James C. Burda surrendered his Ohio Chiropractic license this past September after he was investigated for offering to treat his patients via telepathy for $60 per hour. He claimed that he had the ability to go back in time to realign damaged bones and joints using his techniques of telekinetic vibration, which he called “bahlaqeem vina” and “bahlaqeem jaqem.”
He’d admitted when questioned by investigators that these were nonsense words that came to him one day while he was driving around. An exam ordered by chiropractic regulators found that he had “delusional disorder, grandiose type.” Yeah, so the Chiropractor is going to be seeing a specialist of his own now I presume? Perhaps a psychiatrist?

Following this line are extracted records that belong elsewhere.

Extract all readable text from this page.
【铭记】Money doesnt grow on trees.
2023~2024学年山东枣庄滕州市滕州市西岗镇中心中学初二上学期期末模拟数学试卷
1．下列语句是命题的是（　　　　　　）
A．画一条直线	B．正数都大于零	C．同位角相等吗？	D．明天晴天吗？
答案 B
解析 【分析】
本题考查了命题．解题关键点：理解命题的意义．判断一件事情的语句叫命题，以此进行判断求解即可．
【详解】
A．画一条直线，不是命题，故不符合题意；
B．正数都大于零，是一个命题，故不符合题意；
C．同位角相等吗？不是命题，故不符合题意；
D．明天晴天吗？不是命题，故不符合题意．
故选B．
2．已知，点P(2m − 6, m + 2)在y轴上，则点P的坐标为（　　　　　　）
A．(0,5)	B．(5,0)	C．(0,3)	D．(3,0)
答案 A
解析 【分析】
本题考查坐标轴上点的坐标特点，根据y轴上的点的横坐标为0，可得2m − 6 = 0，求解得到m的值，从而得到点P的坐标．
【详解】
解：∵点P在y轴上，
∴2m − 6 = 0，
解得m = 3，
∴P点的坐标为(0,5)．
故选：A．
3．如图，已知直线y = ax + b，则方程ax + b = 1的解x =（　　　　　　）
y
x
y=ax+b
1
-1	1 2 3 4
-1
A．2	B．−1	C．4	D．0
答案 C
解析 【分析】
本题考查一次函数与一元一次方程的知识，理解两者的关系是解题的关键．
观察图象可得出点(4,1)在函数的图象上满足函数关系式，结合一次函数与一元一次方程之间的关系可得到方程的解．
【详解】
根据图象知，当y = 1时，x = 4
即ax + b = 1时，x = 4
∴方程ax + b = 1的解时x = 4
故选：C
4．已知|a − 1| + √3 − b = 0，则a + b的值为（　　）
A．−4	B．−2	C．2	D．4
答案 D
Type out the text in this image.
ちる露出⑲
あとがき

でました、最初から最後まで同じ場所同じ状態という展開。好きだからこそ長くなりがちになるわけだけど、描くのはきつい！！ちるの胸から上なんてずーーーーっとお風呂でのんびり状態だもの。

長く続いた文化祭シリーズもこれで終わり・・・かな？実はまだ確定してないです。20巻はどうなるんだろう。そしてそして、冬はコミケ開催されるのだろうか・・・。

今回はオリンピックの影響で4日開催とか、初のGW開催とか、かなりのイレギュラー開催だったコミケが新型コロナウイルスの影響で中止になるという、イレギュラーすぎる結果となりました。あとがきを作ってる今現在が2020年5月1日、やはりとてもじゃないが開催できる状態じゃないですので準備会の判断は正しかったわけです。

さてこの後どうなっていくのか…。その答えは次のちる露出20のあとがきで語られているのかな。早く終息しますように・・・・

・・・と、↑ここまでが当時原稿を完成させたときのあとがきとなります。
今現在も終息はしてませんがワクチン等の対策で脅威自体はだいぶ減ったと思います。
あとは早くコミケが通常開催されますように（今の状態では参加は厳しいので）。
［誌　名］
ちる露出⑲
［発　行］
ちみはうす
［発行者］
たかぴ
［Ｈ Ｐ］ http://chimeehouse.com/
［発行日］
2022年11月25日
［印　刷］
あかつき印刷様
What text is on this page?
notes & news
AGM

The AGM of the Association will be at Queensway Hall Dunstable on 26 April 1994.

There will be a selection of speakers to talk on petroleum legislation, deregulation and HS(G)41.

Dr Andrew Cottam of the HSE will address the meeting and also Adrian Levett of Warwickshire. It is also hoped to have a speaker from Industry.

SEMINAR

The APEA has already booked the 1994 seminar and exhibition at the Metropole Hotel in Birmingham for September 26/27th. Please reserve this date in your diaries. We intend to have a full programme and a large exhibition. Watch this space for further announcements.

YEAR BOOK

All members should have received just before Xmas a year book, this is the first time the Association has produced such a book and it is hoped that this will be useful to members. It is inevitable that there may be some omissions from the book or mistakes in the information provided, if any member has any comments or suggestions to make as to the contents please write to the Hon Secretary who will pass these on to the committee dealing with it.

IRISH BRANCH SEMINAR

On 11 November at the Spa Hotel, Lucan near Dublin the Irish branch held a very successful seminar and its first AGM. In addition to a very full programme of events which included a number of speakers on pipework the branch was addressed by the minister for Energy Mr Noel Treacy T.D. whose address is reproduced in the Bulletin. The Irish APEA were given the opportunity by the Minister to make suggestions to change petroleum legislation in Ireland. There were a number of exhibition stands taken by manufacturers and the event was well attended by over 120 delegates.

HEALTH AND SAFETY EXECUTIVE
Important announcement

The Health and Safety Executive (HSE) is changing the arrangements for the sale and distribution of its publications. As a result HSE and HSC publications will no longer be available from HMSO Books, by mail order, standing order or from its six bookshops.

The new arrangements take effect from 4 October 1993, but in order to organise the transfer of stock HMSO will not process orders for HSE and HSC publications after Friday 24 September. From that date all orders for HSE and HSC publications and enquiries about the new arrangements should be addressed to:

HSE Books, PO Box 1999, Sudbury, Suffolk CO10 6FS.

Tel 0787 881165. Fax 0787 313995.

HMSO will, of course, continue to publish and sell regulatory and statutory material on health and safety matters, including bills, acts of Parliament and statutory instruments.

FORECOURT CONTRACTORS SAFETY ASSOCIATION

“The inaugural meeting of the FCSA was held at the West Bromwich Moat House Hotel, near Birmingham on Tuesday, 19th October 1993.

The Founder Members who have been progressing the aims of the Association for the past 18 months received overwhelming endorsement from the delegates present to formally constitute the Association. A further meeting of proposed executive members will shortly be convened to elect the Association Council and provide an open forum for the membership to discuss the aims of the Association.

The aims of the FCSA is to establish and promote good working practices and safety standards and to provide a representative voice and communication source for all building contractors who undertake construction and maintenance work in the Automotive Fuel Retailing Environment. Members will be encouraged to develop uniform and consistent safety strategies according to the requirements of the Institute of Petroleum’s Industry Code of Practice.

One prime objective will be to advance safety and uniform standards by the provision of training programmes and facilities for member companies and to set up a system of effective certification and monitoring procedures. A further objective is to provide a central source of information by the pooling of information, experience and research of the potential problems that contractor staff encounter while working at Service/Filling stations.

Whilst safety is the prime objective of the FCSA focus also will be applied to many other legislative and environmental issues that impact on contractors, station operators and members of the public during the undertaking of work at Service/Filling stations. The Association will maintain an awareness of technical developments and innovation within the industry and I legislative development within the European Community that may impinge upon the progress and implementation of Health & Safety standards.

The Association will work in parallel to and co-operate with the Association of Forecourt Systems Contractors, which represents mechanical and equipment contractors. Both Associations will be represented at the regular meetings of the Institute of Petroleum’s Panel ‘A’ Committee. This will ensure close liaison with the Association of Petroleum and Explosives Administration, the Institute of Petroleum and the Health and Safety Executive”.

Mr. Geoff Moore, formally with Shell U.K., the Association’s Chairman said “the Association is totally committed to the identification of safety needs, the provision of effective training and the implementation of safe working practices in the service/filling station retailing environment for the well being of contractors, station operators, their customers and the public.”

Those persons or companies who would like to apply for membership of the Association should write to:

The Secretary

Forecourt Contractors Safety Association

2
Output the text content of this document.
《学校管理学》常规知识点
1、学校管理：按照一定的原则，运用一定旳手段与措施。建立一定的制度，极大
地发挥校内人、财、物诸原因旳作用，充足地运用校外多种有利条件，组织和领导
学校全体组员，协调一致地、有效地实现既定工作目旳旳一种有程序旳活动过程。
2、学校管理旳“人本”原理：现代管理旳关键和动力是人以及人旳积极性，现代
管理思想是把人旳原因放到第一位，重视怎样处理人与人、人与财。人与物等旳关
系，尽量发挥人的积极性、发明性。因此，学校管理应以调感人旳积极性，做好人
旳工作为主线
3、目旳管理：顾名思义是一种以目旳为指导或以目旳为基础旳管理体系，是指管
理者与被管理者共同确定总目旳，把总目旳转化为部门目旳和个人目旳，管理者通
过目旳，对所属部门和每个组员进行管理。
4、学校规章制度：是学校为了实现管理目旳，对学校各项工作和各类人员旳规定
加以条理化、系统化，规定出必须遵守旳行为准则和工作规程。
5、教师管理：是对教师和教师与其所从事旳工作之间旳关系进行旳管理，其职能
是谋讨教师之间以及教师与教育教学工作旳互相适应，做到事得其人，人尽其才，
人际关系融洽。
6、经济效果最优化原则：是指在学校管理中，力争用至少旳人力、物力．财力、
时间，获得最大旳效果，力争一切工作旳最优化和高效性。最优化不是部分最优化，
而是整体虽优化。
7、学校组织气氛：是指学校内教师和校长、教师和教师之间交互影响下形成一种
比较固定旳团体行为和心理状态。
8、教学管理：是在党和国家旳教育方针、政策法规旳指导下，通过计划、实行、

Simon Pope’s “Gallery Space Recall” exhibit at the Chapter Arts Centre in Cardiff, Wales, in October is a startlingly empty room, with patrons called upon to supply the art by imagining another art show they have seen so that, wrote Pope, the two exhibits “exist at two locations simultaneously, both here and there.”
Pope wrote that the exhibit suggested the brain-injury disorder “reduplicative paramnesia,” in which a person has a delusional belief that something exists at two places at once.
What about the people that have never been to an Art exhibit before? How could they imagine another exhibit that they attended? Art is supposed to be objective but I think this is going just a little bit too far.